Tindakan RS. Jakarta Medical Center (JMC) di Jalan Buncit Raya, Jakarta Selatan ini sungguh keterlaluan, tak manusiawi, dan berprikebinatangan. Bagaimana tak keterlaluan, mereka ini menolak menolong korban tabrak lari, Indah Mutiara (34), yang ditabrak Nissan Livina di Jalan Ampera, Jakarta Selatan, pada pukul 00.30, 27 Desember 2012.
Alasan penolakan korban tabrak lari yang tinggal di Jl. SMA 14, Cililitan, Kramat Jati, Jakarta Timur itu, karena si pasien tak punya uang yang cukup.
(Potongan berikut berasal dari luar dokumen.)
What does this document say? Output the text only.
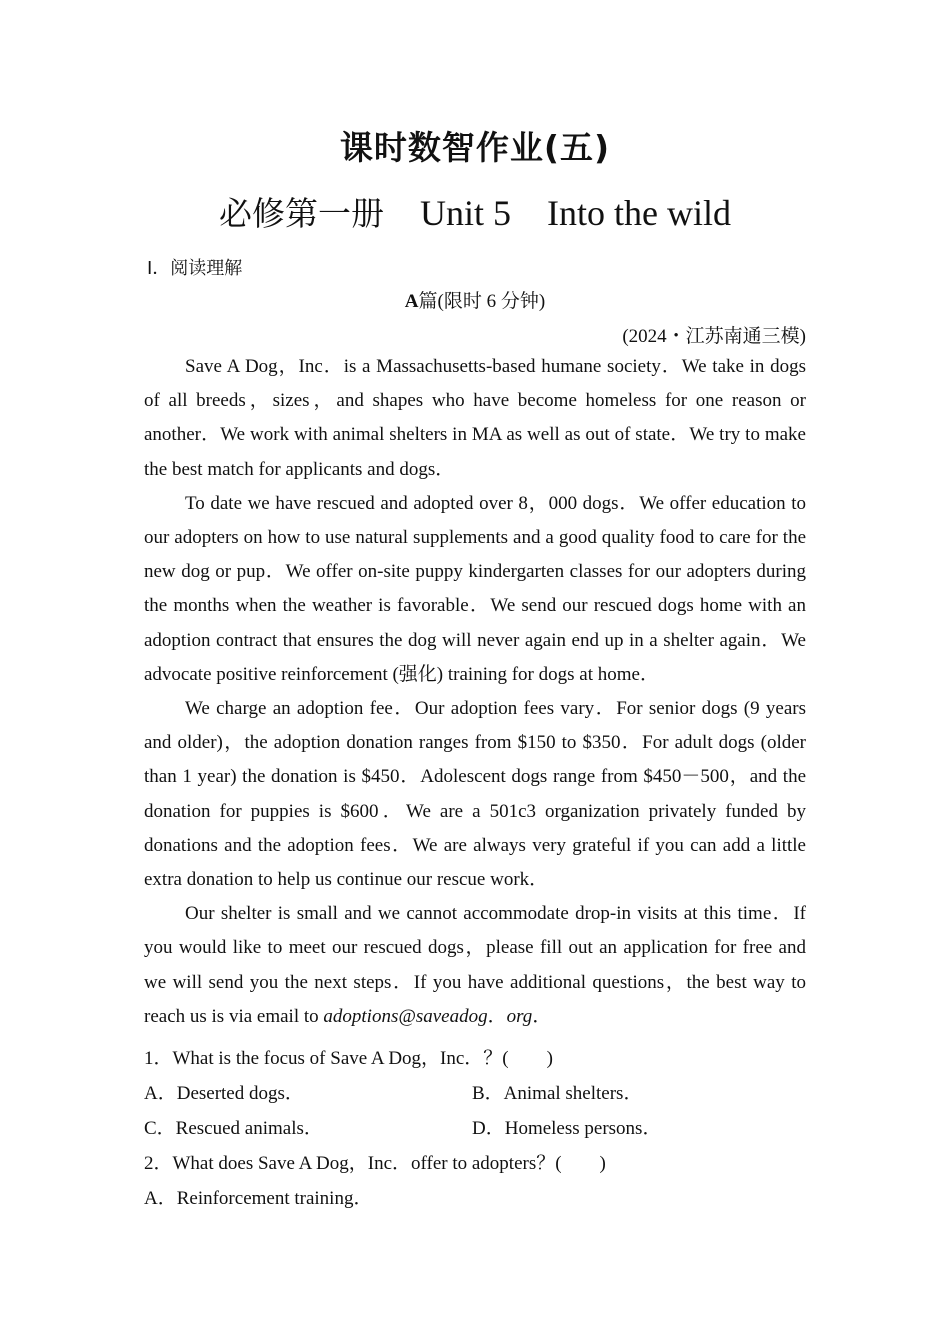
课时数智作业(五)
必修第一册 Unit 5 Into the wild
Ⅰ．阅读理解
A篇(限时 6 分钟)
(2024・江苏南通三模)

Save A Dog，Inc．is a Massachusetts-based humane society．We take in dogs of all breeds，sizes，and shapes who have become homeless for one reason or another．We work with animal shelters in MA as well as out of state．We try to make the best match for applicants and dogs．

To date we have rescued and adopted over 8，000 dogs．We offer education to our adopters on how to use natural supplements and a good quality food to care for the new dog or pup．We offer on-site puppy kindergarten classes for our adopters during the months when the weather is favorable．We send our rescued dogs home with an adoption contract that ensures the dog will never again end up in a shelter again．We advocate positive reinforcement (强化) training for dogs at home．

We charge an adoption fee．Our adoption fees vary．For senior dogs (9 years and older)，the adoption donation ranges from $150 to $350．For adult dogs (older than 1 year) the donation is $450．Adolescent dogs range from $450－500，and the donation for puppies is $600．We are a 501c3 organization privately funded by donations and the adoption fees．We are always very grateful if you can add a little extra donation to help us continue our rescue work．

Our shelter is small and we cannot accommodate drop-in visits at this time．If you would like to meet our rescued dogs，please fill out an application for free and we will send you the next steps．If you have additional questions，the best way to reach us is via email to adoptions@saveadog．org．

1．What is the focus of Save A Dog，Inc．？(　　)
A．Deserted dogs．	B．Animal shelters．
C．Rescued animals．	D．Homeless persons．
2．What does Save A Dog，Inc．offer to adopters？(　　)
A．Reinforcement training．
Pagi ini pasien tersebut akhirnya terpaksa meninggalkan Rumah Sakit JMC itu dengan menahan sakit, ditemani sang suami dan kedua saudara laki-lakinya.
Sebagai informasi, Kecelakaan tabrak lari di Jalan Ampera terjadi pada tanggal 27/12/2012 sekitar pukul 00.30 WIB antara Nissan Livina dengan Nopol B 1796 KFL yang menabrak Daihatsu Taruna Nopol B 8162 RR. Karena tak terima, mobil Livina itu lalu dikejar oleh mobil Taruna itu.
Dalam aksi kejar-kejaran tersebut, Livina maut itu menabrak sejumlah sepeda motor, gerobak pecel lele, serta tujuh orang. Dua orang meninggal dunia dalam insiden nahas tersebut.
Pihak RS JMC mematok biaya pengobatan sebesar Rp 5 juta kepada Indah yang merupakan salah satu korban tabrak lari. Namun sang suami tak sanggup bayar penuh karena dia hanya punya uang tunai sebesar Rp 4 juta. Pihak RS. JMC tetap keukeuh jumekeh menolaknya sekalipun suaminya sudah menawarkan BlackBerrynya sebagai jaminan.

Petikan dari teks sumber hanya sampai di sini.